A floresta amazônica é frequentemente descrita como um dos maiores aliados do planeta no combate às mudanças climáticas. No entanto, novas evidências científicas indicam que essa função vital pode estar mais ameaçada do que se imaginava. Um estudo recente mostra que as maiores árvores da Amazônia peruana armazenam uma quantidade desproporcionalmente maior de carbono, desempenhando um papel central na capacidade da floresta de atuar como sumidouro de carbono.

A informação foi divulgada por Live Science, com base em um artigo científico publicado na revista Frontiers in Forests and Global Change. Segundo os pesquisadores, justamente essas árvores gigantes, fundamentais para o equilíbrio climático, são as que enfrentam maior risco de exploração madeireira no Peru.

Atualmente, cerca de 60% do território peruano é coberto por florestas, sendo a maior parte localizada na região amazônica. Essa área representa aproximadamente 11% de toda a floresta amazônica, o que torna o país um ator estratégico na conservação ambiental global. Ainda assim, a legislação florestal vigente permite a extração seletiva de árvores quando atingem um diâmetro mínimo, que varia entre 41 e 61 centímetros (16 a 24 polegadas), dependendo da espécie.

Árvores gigantes concentram a maior parte do carbono da floresta

De acordo com o estudo, essa política acaba direcionando a exploração justamente para os indivíduos mais valiosos do ponto de vista climático. Isso ocorre porque, na Amazônia peruana, o terreno difícil e a logística complexa tornam a extração de árvores pequenas pouco eficiente. Como resultado, as empresas florestais priorizam árvores maiores, que oferecem maior volume de madeira, reduzindo custos de transporte, tempo e mão de obra.

Essas árvores, além de maiores, tendem a ser mais antigas e maduras, com madeira mais densa, dura e estável. Contudo, é exatamente essa combinação de características que faz com que elas armazenem volumes muito superiores de carbono, tanto acima quanto abaixo do solo.

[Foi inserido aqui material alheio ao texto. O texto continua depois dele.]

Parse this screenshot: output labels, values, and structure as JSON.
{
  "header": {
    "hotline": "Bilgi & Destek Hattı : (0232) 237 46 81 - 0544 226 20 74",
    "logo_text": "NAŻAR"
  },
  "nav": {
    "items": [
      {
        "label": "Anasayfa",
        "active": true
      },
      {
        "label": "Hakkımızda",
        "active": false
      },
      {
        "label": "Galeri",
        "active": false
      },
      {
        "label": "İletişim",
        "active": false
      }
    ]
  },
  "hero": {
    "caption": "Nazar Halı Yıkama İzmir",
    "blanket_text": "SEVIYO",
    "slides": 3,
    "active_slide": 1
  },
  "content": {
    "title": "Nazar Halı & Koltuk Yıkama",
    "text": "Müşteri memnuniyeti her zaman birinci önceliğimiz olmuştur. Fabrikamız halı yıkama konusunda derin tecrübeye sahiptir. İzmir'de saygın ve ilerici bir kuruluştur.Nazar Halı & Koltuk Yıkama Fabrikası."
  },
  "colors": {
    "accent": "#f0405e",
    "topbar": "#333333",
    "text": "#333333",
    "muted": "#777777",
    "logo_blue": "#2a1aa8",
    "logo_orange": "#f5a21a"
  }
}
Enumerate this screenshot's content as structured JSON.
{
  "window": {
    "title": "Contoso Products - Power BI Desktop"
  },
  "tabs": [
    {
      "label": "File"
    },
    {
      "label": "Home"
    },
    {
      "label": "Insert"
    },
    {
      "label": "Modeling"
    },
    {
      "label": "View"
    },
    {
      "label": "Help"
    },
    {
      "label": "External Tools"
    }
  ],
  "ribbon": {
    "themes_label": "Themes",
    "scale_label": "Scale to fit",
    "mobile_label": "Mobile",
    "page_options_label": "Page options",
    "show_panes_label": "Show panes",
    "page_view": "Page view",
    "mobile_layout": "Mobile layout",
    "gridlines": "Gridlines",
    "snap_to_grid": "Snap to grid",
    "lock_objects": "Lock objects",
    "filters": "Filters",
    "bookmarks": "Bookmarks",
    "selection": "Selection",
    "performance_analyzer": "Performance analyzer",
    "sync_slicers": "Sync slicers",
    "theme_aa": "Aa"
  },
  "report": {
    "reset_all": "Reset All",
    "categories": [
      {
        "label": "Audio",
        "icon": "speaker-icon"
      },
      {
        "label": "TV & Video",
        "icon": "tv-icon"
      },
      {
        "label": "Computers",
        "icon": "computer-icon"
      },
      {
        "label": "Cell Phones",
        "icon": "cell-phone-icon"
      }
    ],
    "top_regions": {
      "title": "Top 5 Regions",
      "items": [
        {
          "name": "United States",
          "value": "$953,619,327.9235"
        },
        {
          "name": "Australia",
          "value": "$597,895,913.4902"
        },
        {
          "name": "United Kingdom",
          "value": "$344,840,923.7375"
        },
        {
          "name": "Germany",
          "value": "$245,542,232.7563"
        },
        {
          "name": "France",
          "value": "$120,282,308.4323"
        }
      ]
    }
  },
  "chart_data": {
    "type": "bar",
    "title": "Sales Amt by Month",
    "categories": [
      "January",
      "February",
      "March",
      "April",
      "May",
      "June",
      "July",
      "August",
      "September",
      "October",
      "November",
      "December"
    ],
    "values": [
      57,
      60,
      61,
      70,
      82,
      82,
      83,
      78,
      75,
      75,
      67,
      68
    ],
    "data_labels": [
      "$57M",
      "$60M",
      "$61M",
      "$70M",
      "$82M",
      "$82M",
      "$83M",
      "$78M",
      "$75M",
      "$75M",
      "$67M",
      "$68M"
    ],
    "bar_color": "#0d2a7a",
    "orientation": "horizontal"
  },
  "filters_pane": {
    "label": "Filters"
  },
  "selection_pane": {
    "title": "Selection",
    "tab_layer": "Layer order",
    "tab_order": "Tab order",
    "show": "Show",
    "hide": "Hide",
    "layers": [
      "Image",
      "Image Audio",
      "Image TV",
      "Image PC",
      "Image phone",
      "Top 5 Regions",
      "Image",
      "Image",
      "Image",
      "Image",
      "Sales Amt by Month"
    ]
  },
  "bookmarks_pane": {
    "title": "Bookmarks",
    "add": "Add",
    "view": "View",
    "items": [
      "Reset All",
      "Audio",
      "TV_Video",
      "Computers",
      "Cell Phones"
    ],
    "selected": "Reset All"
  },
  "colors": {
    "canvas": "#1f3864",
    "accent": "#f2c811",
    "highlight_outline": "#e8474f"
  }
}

O coautor do estudo, Geomar Vallejos-Torres, cientista agrícola da Universidade Nacional de San Martín, no Peru, explicou que a remoção dessas árvores devolve grande parte do carbono acumulado à atmosfera, enfraquecendo a função da floresta como reguladora do clima.

Para quantificar esse impacto, Vallejos-Torres e sua equipe analisaram centenas de árvores em cinco florestas diferentes do Peru. Foram medidas variáveis como diâmetro do tronco, altura, área da copa e densidade da madeira, permitindo estimar a biomassa aérea, subterrânea e o carbono armazenado.

Os resultados revelaram que o armazenamento de carbono aumenta de forma desproporcional à medida que o diâmetro do tronco cresce, sendo o limite de 41 centímetros um ponto crítico. Nas áreas estudadas, as florestas chegaram a armazenar até 331 toneladas métricas de carbono por hectare acima do solo e 47 toneladas métricas por hectare abaixo do solo.

Mais impressionante ainda, entre 88% e 93% de todo o carbono estava concentrado em árvores com diâmetro superior a 41 centímetros. No caso da árvore breadnut (Brosimum alicastrum), apenas 11,4% do carbono acima do solo estava em árvores menores, enquanto 88,7% estava nas árvores maiores.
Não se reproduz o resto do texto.